The board approved clarifying edits to naming/renaming policies: definition of 'school community', survey process for gauging local consensus, and explicit board authority to accept or decline renaming recommendations; staff will return with refined language.
An unidentified board member moved and board member Maya seconded a motion to go into closed session to discuss public-property negotiations, investment of public funds and litigation strategy under Wisconsin open-meetings law; six members recorded votes in favor and one member was absent.

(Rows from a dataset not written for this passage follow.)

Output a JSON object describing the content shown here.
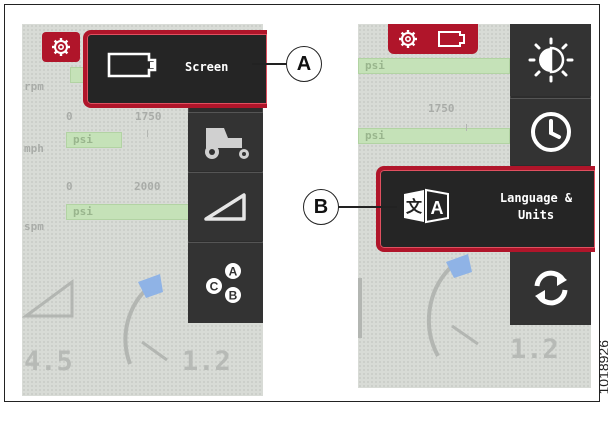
{
  "left_panel": {
    "labels": {
      "rpm": "rpm",
      "mph": "mph",
      "spm": "spm"
    },
    "scale": {
      "zero_1": "0",
      "v1750": "1750",
      "zero_2": "0",
      "v2000": "2000"
    },
    "psi": "psi",
    "bottom_values": {
      "a": "4.5",
      "b": "1.2"
    },
    "highlight_label": "Screen"
  },
  "right_panel": {
    "scale": {
      "v1750": "1750"
    },
    "psi": "psi",
    "bottom_value": "1.2",
    "highlight_label": "Language & Units"
  },
  "callouts": {
    "a": "A",
    "b": "B"
  },
  "figure_number": "1018926",
  "colors": {
    "accent_red": "#b0152a",
    "menu_dark": "#2d2d2d",
    "gauge_blue": "#8fb3e6",
    "bar_green": "#c5e2b8"
  },
  "icons": {
    "left_menu": [
      "settings-gear-icon",
      "screen-display-icon",
      "tractor-vehicle-icon",
      "incline-angle-icon",
      "abc-options-icon"
    ],
    "right_menu": [
      "settings-gear-icon",
      "screen-display-icon",
      "brightness-icon",
      "clock-icon",
      "language-translate-icon",
      "refresh-sync-icon"
    ]
  }
}
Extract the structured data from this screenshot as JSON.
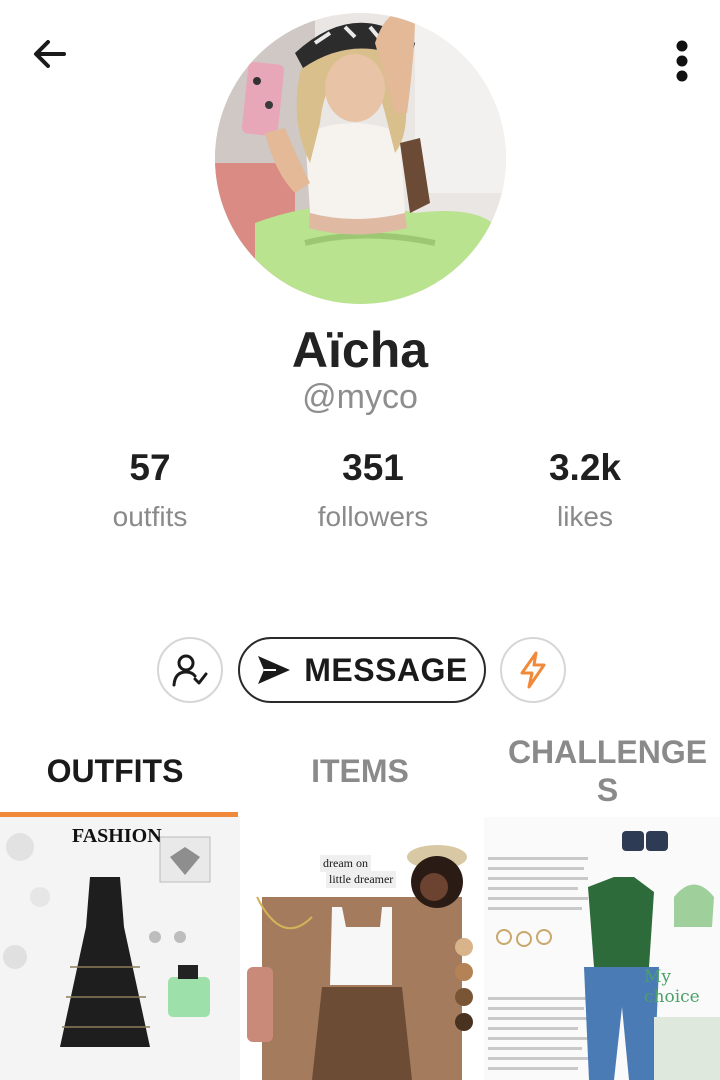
{
  "header": {
    "back_icon": "arrow-left-icon",
    "more_icon": "more-vertical-icon"
  },
  "profile": {
    "name": "Aïcha",
    "handle": "@myco",
    "stats": [
      {
        "value": "57",
        "label": "outfits"
      },
      {
        "value": "351",
        "label": "followers"
      },
      {
        "value": "3.2k",
        "label": "likes"
      }
    ]
  },
  "actions": {
    "follow_icon": "user-check-icon",
    "message_label": "MESSAGE",
    "message_icon": "send-icon",
    "boost_icon": "lightning-icon",
    "accent_color": "#f08a3a"
  },
  "tabs": [
    {
      "label": "OUTFITS",
      "active": true
    },
    {
      "label": "ITEMS",
      "active": false
    },
    {
      "label": "CHALLENGE\nS",
      "active": false
    }
  ],
  "outfits": [
    {
      "text_1": "FASHION"
    },
    {
      "text_1": "dream on",
      "text_2": "little dreamer"
    },
    {
      "text_1": "My choice"
    }
  ]
}
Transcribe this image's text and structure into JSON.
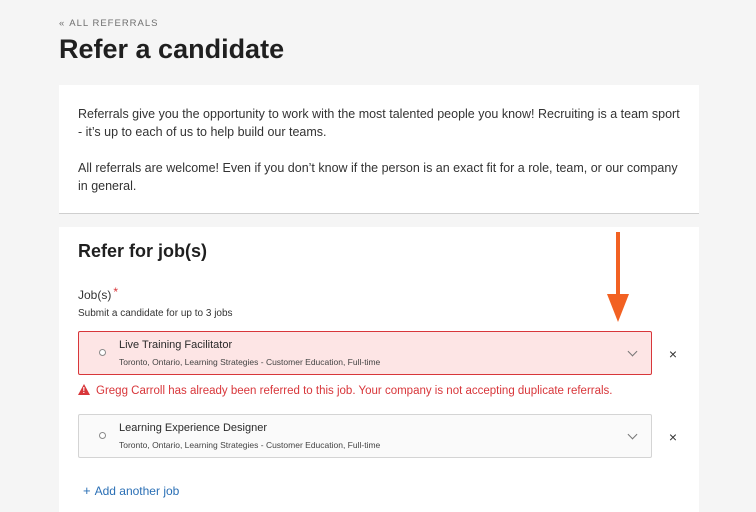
{
  "breadcrumb": {
    "chevron": "«",
    "label": "ALL REFERRALS"
  },
  "page_title": "Refer a candidate",
  "intro": {
    "paragraph1": "Referrals give you the opportunity to work with the most talented people you know! Recruiting is a team sport - it’s up to each of us to help build our teams.",
    "paragraph2": "All referrals are welcome! Even if you don’t know if the person is an exact fit for a role, team, or our company in general."
  },
  "jobs_section": {
    "title": "Refer for job(s)",
    "field_label": "Job(s)",
    "required_mark": "*",
    "hint": "Submit a candidate for up to 3 jobs",
    "jobs": [
      {
        "title": "Live Training Facilitator",
        "meta": "Toronto, Ontario, Learning Strategies - Customer Education, Full-time",
        "state": "error"
      },
      {
        "title": "Learning Experience Designer",
        "meta": "Toronto, Ontario, Learning Strategies - Customer Education, Full-time",
        "state": "normal"
      }
    ],
    "error_message": "Gregg Carroll has already been referred to this job. Your company is not accepting duplicate referrals.",
    "remove_glyph": "×",
    "add_another": {
      "plus": "+",
      "label": "Add another job"
    }
  },
  "colors": {
    "error": "#d8363a",
    "error_bg": "#fde5e5",
    "link": "#2a6fb5",
    "annotation_arrow": "#f26122"
  }
}
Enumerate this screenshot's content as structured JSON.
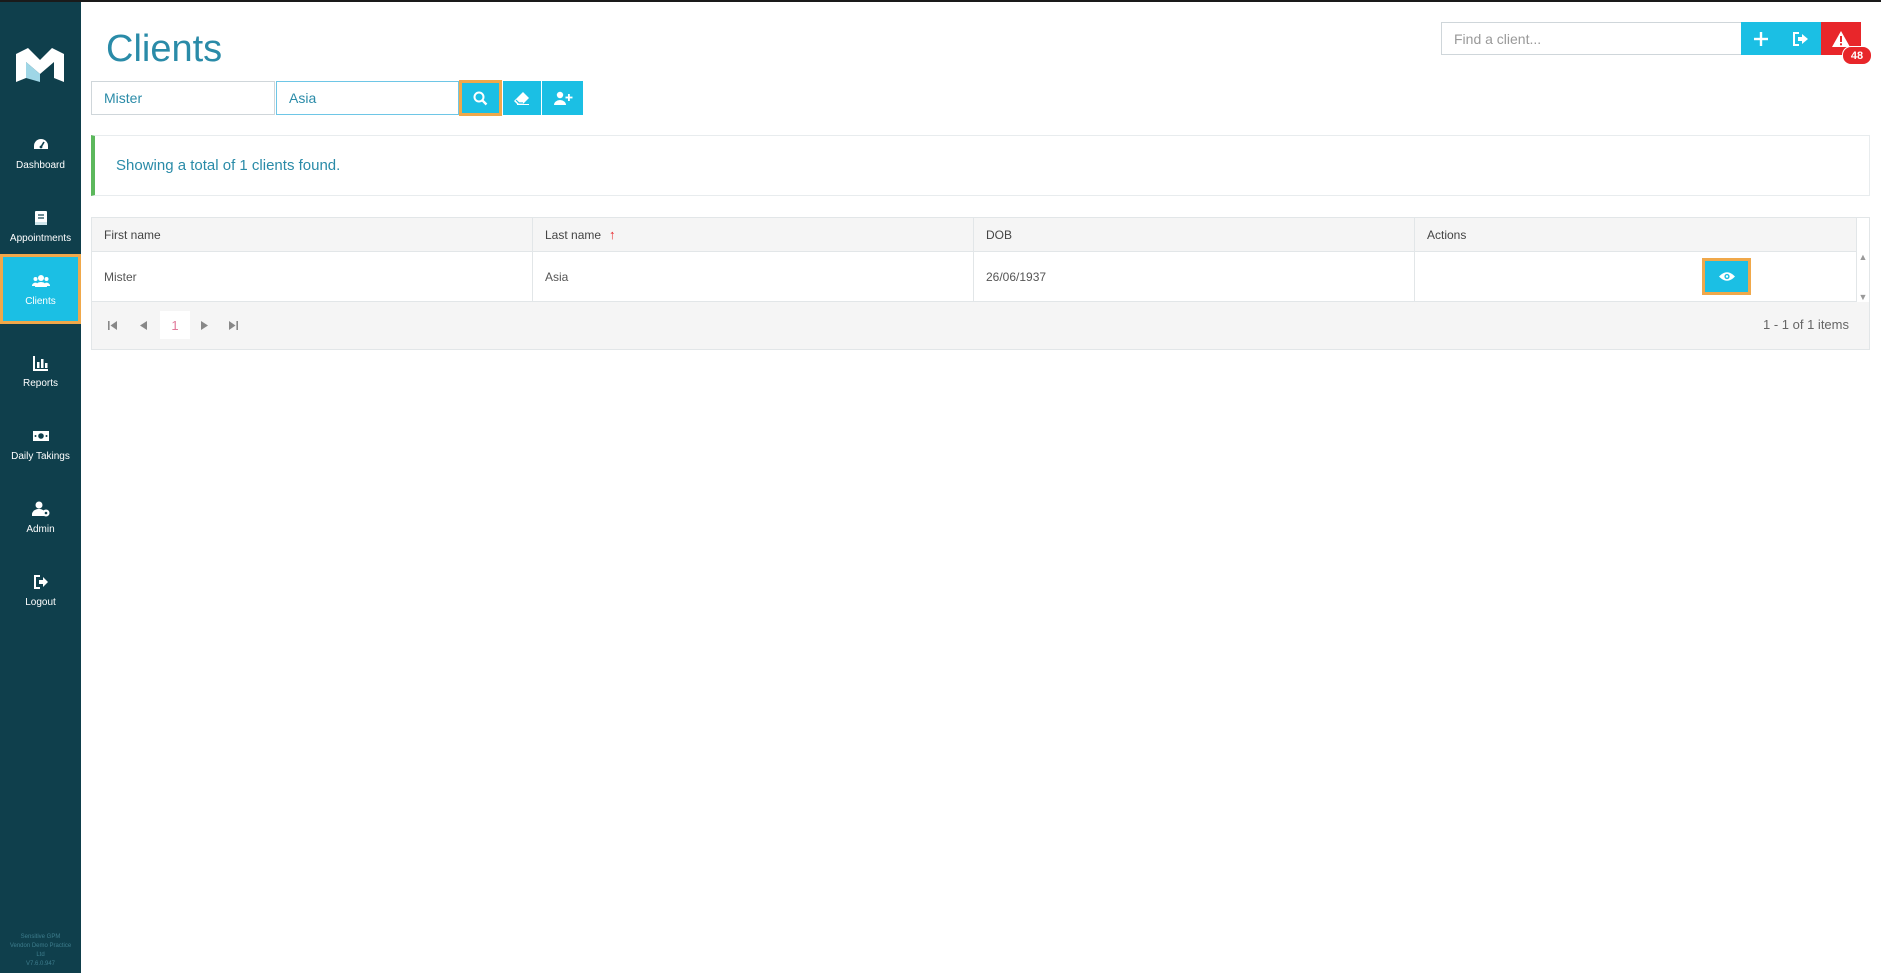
{
  "sidebar": {
    "items": [
      {
        "label": "Dashboard",
        "icon": "gauge-icon"
      },
      {
        "label": "Appointments",
        "icon": "book-icon"
      },
      {
        "label": "Clients",
        "icon": "users-icon",
        "active": true
      },
      {
        "label": "Reports",
        "icon": "bar-chart-icon"
      },
      {
        "label": "Daily Takings",
        "icon": "money-icon"
      },
      {
        "label": "Admin",
        "icon": "user-cog-icon"
      },
      {
        "label": "Logout",
        "icon": "sign-out-icon"
      }
    ],
    "footer": [
      "Sensitive GPM",
      "Vendon Demo Practice",
      "Ltd",
      "V7.6.0.947"
    ]
  },
  "page": {
    "title": "Clients"
  },
  "filters": {
    "first_name": "Mister",
    "last_name": "Asia"
  },
  "topbar": {
    "find_placeholder": "Find a client...",
    "alert_count": "48"
  },
  "results": {
    "message": "Showing a total of 1 clients found."
  },
  "grid": {
    "columns": [
      "First name",
      "Last name",
      "DOB",
      "Actions"
    ],
    "sort_indicator": "↑",
    "rows": [
      {
        "first_name": "Mister",
        "last_name": "Asia",
        "dob": "26/06/1937"
      }
    ],
    "pager": {
      "current_page": "1",
      "info": "1 - 1 of 1 items"
    }
  },
  "colors": {
    "sidebar": "#0f3f4c",
    "accent": "#1bbfe4",
    "highlight": "#f0a84a",
    "alert": "#e8262a",
    "success": "#5cb85c"
  }
}
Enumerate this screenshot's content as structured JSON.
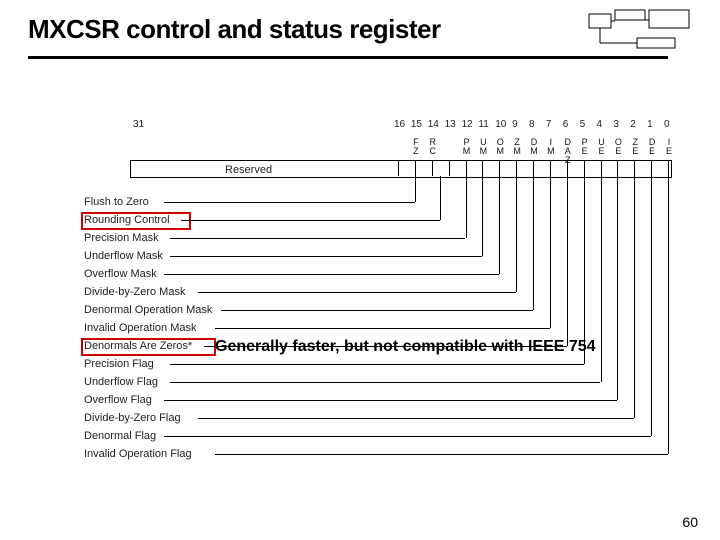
{
  "title": "MXCSR control and status register",
  "pagenum": "60",
  "reserved": "Reserved",
  "bit_high": "31",
  "bit_cols": [
    "16",
    "15",
    "14",
    "13",
    "12",
    "11",
    "10",
    "9",
    "8",
    "7",
    "6",
    "5",
    "4",
    "3",
    "2",
    "1",
    "0"
  ],
  "col_heads": [
    "F\nZ",
    "R\nC",
    "",
    "P\nM",
    "U\nM",
    "O\nM",
    "Z\nM",
    "D\nM",
    "I\nM",
    "D\nA\nZ",
    "P\nE",
    "U\nE",
    "O\nE",
    "Z\nE",
    "D\nE",
    "I\nE"
  ],
  "fields": [
    "Flush to Zero",
    "Rounding Control",
    "Precision Mask",
    "Underflow Mask",
    "Overflow Mask",
    "Divide-by-Zero Mask",
    "Denormal Operation Mask",
    "Invalid Operation Mask",
    "Denormals Are Zeros*",
    "Precision Flag",
    "Underflow Flag",
    "Overflow Flag",
    "Divide-by-Zero Flag",
    "Denormal Flag",
    "Invalid Operation Flag"
  ],
  "annotation": "Generally faster, but not compatible with IEEE 754",
  "chart_data": {
    "type": "table",
    "title": "MXCSR control and status register",
    "register_width": 32,
    "bits": {
      "31-16": "Reserved",
      "15": {
        "code": "FZ",
        "name": "Flush to Zero"
      },
      "14-13": {
        "code": "RC",
        "name": "Rounding Control"
      },
      "12": {
        "code": "PM",
        "name": "Precision Mask"
      },
      "11": {
        "code": "UM",
        "name": "Underflow Mask"
      },
      "10": {
        "code": "OM",
        "name": "Overflow Mask"
      },
      "9": {
        "code": "ZM",
        "name": "Divide-by-Zero Mask"
      },
      "8": {
        "code": "DM",
        "name": "Denormal Operation Mask"
      },
      "7": {
        "code": "IM",
        "name": "Invalid Operation Mask"
      },
      "6": {
        "code": "DAZ",
        "name": "Denormals Are Zeros"
      },
      "5": {
        "code": "PE",
        "name": "Precision Flag"
      },
      "4": {
        "code": "UE",
        "name": "Underflow Flag"
      },
      "3": {
        "code": "OE",
        "name": "Overflow Flag"
      },
      "2": {
        "code": "ZE",
        "name": "Divide-by-Zero Flag"
      },
      "1": {
        "code": "DE",
        "name": "Denormal Flag"
      },
      "0": {
        "code": "IE",
        "name": "Invalid Operation Flag"
      }
    },
    "highlighted": [
      "Rounding Control",
      "Denormals Are Zeros"
    ],
    "annotation": "Generally faster, but not compatible with IEEE 754"
  }
}
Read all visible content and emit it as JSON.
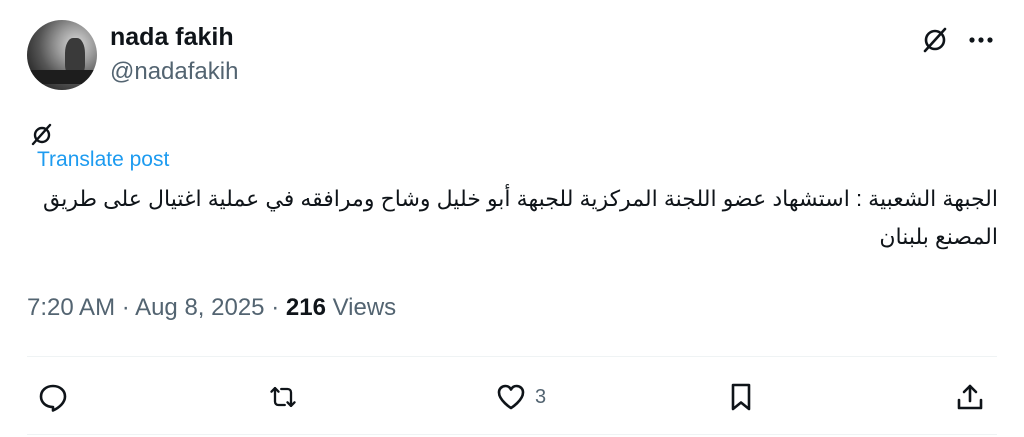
{
  "author": {
    "name": "nada fakih",
    "handle": "@nadafakih"
  },
  "post": {
    "translate_label": "Translate post",
    "text": "الجبهة الشعبية : استشهاد عضو اللجنة المركزية للجبهة أبو خليل وشاح ومرافقه في عملية اغتيال على طريق المصنع بلبنان"
  },
  "meta": {
    "time": "7:20 AM",
    "date": "Aug 8, 2025",
    "views_count": "216",
    "views_label": "Views"
  },
  "actions": {
    "like_count": "3"
  },
  "icons": {
    "header": [
      "grok-icon",
      "more-icon"
    ],
    "language": "language-icon",
    "actions": [
      "reply-icon",
      "repost-icon",
      "like-icon",
      "bookmark-icon",
      "share-icon"
    ]
  },
  "colors": {
    "text_primary": "#0f1419",
    "text_secondary": "#536471",
    "link": "#1d9bf0",
    "divider": "#eff3f4"
  }
}
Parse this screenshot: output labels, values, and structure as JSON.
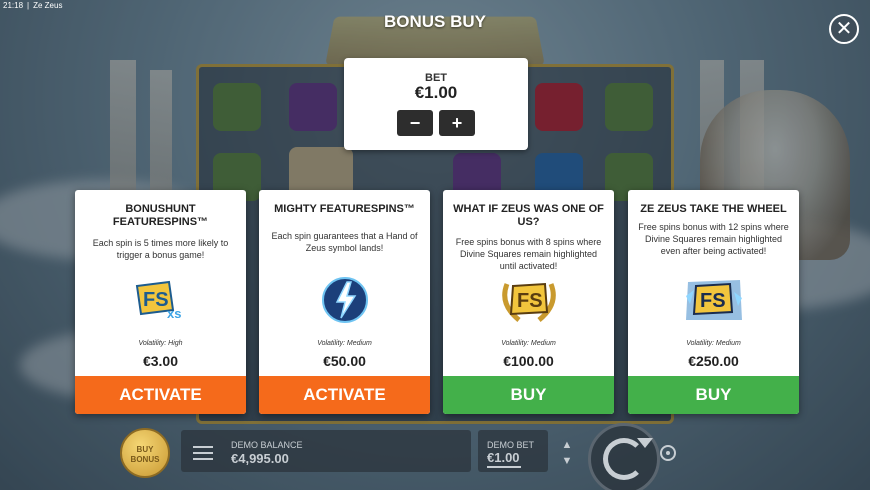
{
  "status_bar": {
    "time": "21:18",
    "game_name": "Ze Zeus"
  },
  "header": {
    "title": "BONUS BUY"
  },
  "bet_panel": {
    "label": "BET",
    "value": "€1.00",
    "minus": "−",
    "plus": "+"
  },
  "cards": [
    {
      "title": "BONUSHUNT FEATURESPINS™",
      "description": "Each spin is 5 times more likely to trigger a bonus game!",
      "icon": "fs-xs-icon",
      "volatility": "Volatility: High",
      "price": "€3.00",
      "button": "ACTIVATE",
      "button_color": "#f56a1b"
    },
    {
      "title": "MIGHTY FEATURESPINS™",
      "description": "Each spin guarantees that a Hand of Zeus symbol lands!",
      "icon": "lightning-hand-icon",
      "volatility": "Volatility: Medium",
      "price": "€50.00",
      "button": "ACTIVATE",
      "button_color": "#f56a1b"
    },
    {
      "title": "WHAT IF ZEUS WAS ONE OF US?",
      "description": "Free spins bonus with 8 spins where Divine Squares remain highlighted until activated!",
      "icon": "fs-laurel-icon",
      "volatility": "Volatility: Medium",
      "price": "€100.00",
      "button": "BUY",
      "button_color": "#43b04a"
    },
    {
      "title": "ZE ZEUS TAKE THE WHEEL",
      "description": "Free spins bonus with 12 spins where Divine Squares remain highlighted even after being activated!",
      "icon": "fs-lightning-icon",
      "volatility": "Volatility: Medium",
      "price": "€250.00",
      "button": "BUY",
      "button_color": "#43b04a"
    }
  ],
  "bottom_bar": {
    "buy_bonus_line1": "BUY",
    "buy_bonus_line2": "BONUS",
    "balance_label": "DEMO BALANCE",
    "balance_value": "€4,995.00",
    "bet_label": "DEMO BET",
    "bet_value": "€1.00"
  }
}
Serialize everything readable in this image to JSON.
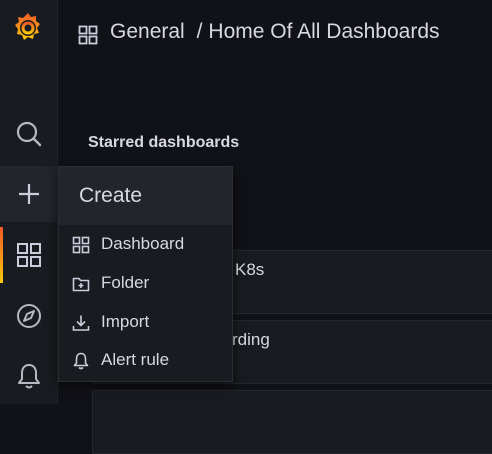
{
  "breadcrumb": {
    "folder": "General",
    "separator": "/",
    "dashboard": "Home Of All Dashboards"
  },
  "sidebar": {
    "items": [
      {
        "icon": "grafana-logo-icon"
      },
      {
        "icon": "search-icon"
      },
      {
        "icon": "plus-icon"
      },
      {
        "icon": "dashboards-grid-icon"
      },
      {
        "icon": "compass-icon"
      },
      {
        "icon": "bell-icon"
      }
    ]
  },
  "main": {
    "section_title": "Starred dashboards",
    "rows": [
      {
        "visible_text": "K8s"
      },
      {
        "visible_text": "rding"
      }
    ]
  },
  "create_menu": {
    "header": "Create",
    "items": [
      {
        "label": "Dashboard",
        "icon": "apps-grid-icon"
      },
      {
        "label": "Folder",
        "icon": "folder-plus-icon"
      },
      {
        "label": "Import",
        "icon": "import-icon"
      },
      {
        "label": "Alert rule",
        "icon": "bell-icon"
      }
    ]
  },
  "colors": {
    "background": "#111217",
    "panel": "#181b1f",
    "text": "#ccccdc",
    "accent_start": "#f05a28",
    "accent_end": "#fbca0a"
  }
}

At second reading, staff presented reorganized Policy 45.10 to clarify definitions (including technology/social media), investigative roles and an added appeal process; board discussion centered on family access to reports and whether students who record bullying for personal safety should be exempted from disciplinary consequences.
MMSD’s 40‑member evaluation team recommended Illustrative Mathematics (Imagine Learning) for K–8 after an exhaustive RFP and pilot review; the board pressed for a detailed multiyear cost estimate for curriculum materials, supplements, and professional development before the month‑end consent vote.
District staff told the board they plan to expand full‑day 4K and strengthen Play & Learn family‑engagement programming, noting an 80% persistence rate from 4K to kindergarten and a current capture rate of about 47% of eligible children in district attendance areas; board members asked for disaggregated outcomes and clearer cost figures before voting.